Heather F Gidding, Dorothy A Machalek, Alexandra J Hendry, Helen E Quinn, Kaitlyn Vette, Frank H Beard, Hannah Shilling, Rena Hirani, Iain B Gosbell, David O Irving, Linda Hueston, Marnie Downes, John B Carlin, Matthew NV O’Sullivan, Dominic E Dwyer, John M Kaldor and Kristine Macartney

Medical Journal of Australia, published online11 November 2020. 

Objectives, Setting, Participants: To estimate SARS-CoV-2-specific antibody seroprevalence among three subpopulations in Sydney (20-39-year-old women undergoing antenatal screening, 20-69-year-old plasmapheresis blood donors, and people of all ages having blood tests at selected diagnostic pathology services—general pathology) following the first epidemic wave of COVID-19 in Australia.

Design: Cross-sectional, involving de-identified residual blood specimens from public and private laboratories and Australian Red Cross Lifeblood collected April to June 2020, sampled by geographic location across 10-year age groups.

Main outcome measure: Proportion of participants in each subpopulation testing positive for anti-SARS-CoV-2-specific IgG antibody after adjustment for test sensitivity and specificity.

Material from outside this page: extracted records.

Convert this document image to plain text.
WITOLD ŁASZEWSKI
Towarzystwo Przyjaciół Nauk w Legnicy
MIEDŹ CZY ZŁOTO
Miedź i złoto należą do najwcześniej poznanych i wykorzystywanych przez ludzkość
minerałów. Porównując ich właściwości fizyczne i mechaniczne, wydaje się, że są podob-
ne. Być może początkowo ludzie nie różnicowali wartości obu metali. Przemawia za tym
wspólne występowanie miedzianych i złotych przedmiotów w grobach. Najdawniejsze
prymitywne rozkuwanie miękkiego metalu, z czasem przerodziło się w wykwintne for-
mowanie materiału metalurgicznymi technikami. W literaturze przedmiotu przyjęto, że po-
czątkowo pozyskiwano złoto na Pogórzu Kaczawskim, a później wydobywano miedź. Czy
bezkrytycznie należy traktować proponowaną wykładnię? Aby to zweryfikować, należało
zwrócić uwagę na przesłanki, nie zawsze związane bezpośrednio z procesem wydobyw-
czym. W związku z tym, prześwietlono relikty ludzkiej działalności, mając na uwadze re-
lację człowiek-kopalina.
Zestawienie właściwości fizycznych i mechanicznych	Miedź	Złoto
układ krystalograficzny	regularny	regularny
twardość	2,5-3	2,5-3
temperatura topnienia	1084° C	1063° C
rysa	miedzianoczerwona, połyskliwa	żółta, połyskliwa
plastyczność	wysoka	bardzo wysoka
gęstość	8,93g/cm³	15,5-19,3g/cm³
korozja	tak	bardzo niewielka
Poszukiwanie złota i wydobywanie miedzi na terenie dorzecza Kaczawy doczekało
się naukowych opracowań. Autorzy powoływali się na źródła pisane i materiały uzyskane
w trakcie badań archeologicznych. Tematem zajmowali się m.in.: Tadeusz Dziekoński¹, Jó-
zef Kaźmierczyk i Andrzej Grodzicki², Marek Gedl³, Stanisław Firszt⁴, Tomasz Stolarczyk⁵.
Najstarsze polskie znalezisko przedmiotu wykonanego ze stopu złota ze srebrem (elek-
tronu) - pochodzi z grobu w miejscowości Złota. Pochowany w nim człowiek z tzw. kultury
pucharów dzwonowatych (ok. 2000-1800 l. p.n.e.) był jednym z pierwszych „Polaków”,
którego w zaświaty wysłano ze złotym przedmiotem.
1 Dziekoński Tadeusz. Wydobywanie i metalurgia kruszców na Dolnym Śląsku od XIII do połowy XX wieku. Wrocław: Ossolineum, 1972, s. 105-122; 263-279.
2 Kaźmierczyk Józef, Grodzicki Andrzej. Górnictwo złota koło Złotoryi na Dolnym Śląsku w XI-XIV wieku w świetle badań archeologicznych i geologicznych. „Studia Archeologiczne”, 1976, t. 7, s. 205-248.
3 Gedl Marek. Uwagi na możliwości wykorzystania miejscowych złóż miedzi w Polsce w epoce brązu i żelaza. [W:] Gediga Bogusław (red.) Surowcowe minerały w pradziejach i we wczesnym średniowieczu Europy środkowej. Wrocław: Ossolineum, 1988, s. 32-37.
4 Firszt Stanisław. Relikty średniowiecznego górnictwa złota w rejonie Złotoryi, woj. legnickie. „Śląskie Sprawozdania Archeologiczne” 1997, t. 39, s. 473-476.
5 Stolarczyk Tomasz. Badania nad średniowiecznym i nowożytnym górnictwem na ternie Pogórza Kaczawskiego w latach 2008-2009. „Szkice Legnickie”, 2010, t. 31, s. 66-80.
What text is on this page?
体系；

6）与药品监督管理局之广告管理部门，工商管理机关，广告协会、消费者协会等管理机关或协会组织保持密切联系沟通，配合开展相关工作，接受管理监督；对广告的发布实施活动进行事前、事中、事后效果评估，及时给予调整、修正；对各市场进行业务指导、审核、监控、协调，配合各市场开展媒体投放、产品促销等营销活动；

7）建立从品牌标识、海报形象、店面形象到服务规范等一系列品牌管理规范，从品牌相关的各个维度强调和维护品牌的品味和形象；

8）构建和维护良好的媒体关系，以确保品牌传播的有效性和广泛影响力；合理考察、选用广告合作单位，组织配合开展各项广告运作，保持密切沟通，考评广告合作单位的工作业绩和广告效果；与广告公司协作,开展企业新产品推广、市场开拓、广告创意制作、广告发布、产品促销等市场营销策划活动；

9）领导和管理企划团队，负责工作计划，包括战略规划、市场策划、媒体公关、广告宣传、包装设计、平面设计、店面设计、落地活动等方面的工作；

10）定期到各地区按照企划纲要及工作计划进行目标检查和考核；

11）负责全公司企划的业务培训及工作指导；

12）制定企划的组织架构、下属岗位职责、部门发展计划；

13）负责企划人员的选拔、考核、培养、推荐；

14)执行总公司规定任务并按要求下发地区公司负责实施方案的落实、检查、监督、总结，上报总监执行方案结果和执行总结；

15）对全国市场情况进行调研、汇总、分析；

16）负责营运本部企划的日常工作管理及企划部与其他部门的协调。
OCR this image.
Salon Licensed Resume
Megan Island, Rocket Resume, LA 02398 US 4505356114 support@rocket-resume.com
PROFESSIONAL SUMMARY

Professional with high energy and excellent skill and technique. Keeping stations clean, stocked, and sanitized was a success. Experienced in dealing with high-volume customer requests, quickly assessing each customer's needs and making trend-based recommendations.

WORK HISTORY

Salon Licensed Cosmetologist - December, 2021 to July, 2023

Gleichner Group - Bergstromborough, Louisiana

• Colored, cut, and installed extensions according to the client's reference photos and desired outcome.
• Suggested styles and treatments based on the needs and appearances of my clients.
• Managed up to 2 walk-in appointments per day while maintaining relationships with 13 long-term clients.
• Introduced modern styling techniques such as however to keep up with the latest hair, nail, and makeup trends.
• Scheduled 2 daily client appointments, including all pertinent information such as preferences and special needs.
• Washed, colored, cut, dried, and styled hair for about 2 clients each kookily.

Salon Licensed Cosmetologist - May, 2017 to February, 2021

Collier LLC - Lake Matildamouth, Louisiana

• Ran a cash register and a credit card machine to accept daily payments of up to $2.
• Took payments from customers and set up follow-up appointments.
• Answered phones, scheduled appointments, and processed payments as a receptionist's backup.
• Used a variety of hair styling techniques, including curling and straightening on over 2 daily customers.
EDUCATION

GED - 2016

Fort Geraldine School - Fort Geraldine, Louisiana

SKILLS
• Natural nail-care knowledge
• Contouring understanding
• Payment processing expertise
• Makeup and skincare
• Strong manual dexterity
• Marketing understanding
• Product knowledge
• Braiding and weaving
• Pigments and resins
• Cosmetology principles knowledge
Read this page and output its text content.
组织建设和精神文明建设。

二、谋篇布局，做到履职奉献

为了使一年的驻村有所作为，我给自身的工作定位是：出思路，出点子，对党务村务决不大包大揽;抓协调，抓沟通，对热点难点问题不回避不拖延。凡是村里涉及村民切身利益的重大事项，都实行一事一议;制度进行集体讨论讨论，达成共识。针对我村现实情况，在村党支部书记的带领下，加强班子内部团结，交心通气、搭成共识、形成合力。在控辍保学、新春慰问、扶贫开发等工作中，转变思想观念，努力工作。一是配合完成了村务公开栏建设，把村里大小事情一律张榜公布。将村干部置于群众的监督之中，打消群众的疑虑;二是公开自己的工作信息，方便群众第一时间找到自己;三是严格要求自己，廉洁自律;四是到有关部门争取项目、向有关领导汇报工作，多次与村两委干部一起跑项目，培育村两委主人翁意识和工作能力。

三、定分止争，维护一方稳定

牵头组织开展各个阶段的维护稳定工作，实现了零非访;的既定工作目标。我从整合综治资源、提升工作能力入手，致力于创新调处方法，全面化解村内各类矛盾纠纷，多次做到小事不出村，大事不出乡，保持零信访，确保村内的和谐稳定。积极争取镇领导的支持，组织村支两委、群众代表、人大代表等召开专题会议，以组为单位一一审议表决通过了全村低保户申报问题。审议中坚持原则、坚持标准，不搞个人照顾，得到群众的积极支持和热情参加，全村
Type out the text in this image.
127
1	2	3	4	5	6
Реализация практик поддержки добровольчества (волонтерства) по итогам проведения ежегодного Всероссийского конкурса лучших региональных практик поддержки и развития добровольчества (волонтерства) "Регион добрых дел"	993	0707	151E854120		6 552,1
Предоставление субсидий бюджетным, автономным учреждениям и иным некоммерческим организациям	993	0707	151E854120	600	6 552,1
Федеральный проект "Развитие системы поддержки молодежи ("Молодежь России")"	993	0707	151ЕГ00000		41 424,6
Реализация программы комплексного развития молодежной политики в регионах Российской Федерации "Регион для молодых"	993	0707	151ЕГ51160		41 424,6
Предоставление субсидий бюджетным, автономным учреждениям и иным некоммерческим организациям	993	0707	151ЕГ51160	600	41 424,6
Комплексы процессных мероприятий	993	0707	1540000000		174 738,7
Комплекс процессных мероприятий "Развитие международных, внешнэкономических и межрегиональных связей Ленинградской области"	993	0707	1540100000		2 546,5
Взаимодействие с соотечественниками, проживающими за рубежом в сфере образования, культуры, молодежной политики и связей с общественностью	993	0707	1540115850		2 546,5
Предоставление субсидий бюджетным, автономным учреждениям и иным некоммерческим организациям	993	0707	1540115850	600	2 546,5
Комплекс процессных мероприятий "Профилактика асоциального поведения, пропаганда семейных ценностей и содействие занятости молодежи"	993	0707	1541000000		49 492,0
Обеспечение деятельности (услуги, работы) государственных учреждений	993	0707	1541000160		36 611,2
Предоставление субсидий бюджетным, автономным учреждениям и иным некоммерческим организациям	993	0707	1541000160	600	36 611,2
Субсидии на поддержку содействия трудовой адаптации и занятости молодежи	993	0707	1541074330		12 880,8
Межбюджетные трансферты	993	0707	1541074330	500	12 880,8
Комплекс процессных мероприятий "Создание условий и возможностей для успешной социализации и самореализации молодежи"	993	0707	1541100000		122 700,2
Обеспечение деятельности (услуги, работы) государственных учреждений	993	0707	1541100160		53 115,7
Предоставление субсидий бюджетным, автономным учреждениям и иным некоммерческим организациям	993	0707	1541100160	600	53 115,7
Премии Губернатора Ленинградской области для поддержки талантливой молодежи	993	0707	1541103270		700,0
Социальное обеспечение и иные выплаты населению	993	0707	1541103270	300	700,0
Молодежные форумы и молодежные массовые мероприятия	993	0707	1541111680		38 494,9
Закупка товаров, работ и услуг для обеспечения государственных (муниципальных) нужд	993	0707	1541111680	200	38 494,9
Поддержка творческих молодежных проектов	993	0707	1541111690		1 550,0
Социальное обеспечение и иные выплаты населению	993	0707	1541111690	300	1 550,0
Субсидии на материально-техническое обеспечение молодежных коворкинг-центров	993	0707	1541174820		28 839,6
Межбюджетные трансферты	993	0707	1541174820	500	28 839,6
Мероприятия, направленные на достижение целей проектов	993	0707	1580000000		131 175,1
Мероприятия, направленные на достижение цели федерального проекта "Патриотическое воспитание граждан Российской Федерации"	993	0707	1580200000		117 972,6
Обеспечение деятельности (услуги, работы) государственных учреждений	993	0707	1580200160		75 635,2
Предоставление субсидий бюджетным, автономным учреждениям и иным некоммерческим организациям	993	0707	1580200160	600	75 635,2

Results: Of 5,339 specimens, 38 were positive; there were no apparent patterns by age group, sex, or geographic area. Adjusted seroprevalence estimates were 0.15% (95% credible interval [CI] 0.04-0.41%) for people of all ages having a general pathology blood test, 0.79% (95% CI: 0.04-1.88%) for women aged 20-39 years undergoing antenatal screening and 0.29% (95% CI: 0.04-0.75%) for blood donors aged 20-69 years. When restricted to 20-39 year olds, the age group common to all three collections, estimates were 0.24% (95% CI: 0.04-0.80%) for general pathology, 0.79% (95% CI: 0.04-1.88%) for antenatal screening and 0.69% (95% CI: 0.04-1.59) for blood donors.

Conclusions: Seroprevalence well under 1% in all three subpopulations indicates limited community transmission during the first COVID-19 epidemic wave in Sydney. These findings indicate early and successful control of COVID-19, but also highlight the need to maintain efforts to mitigate further transmission.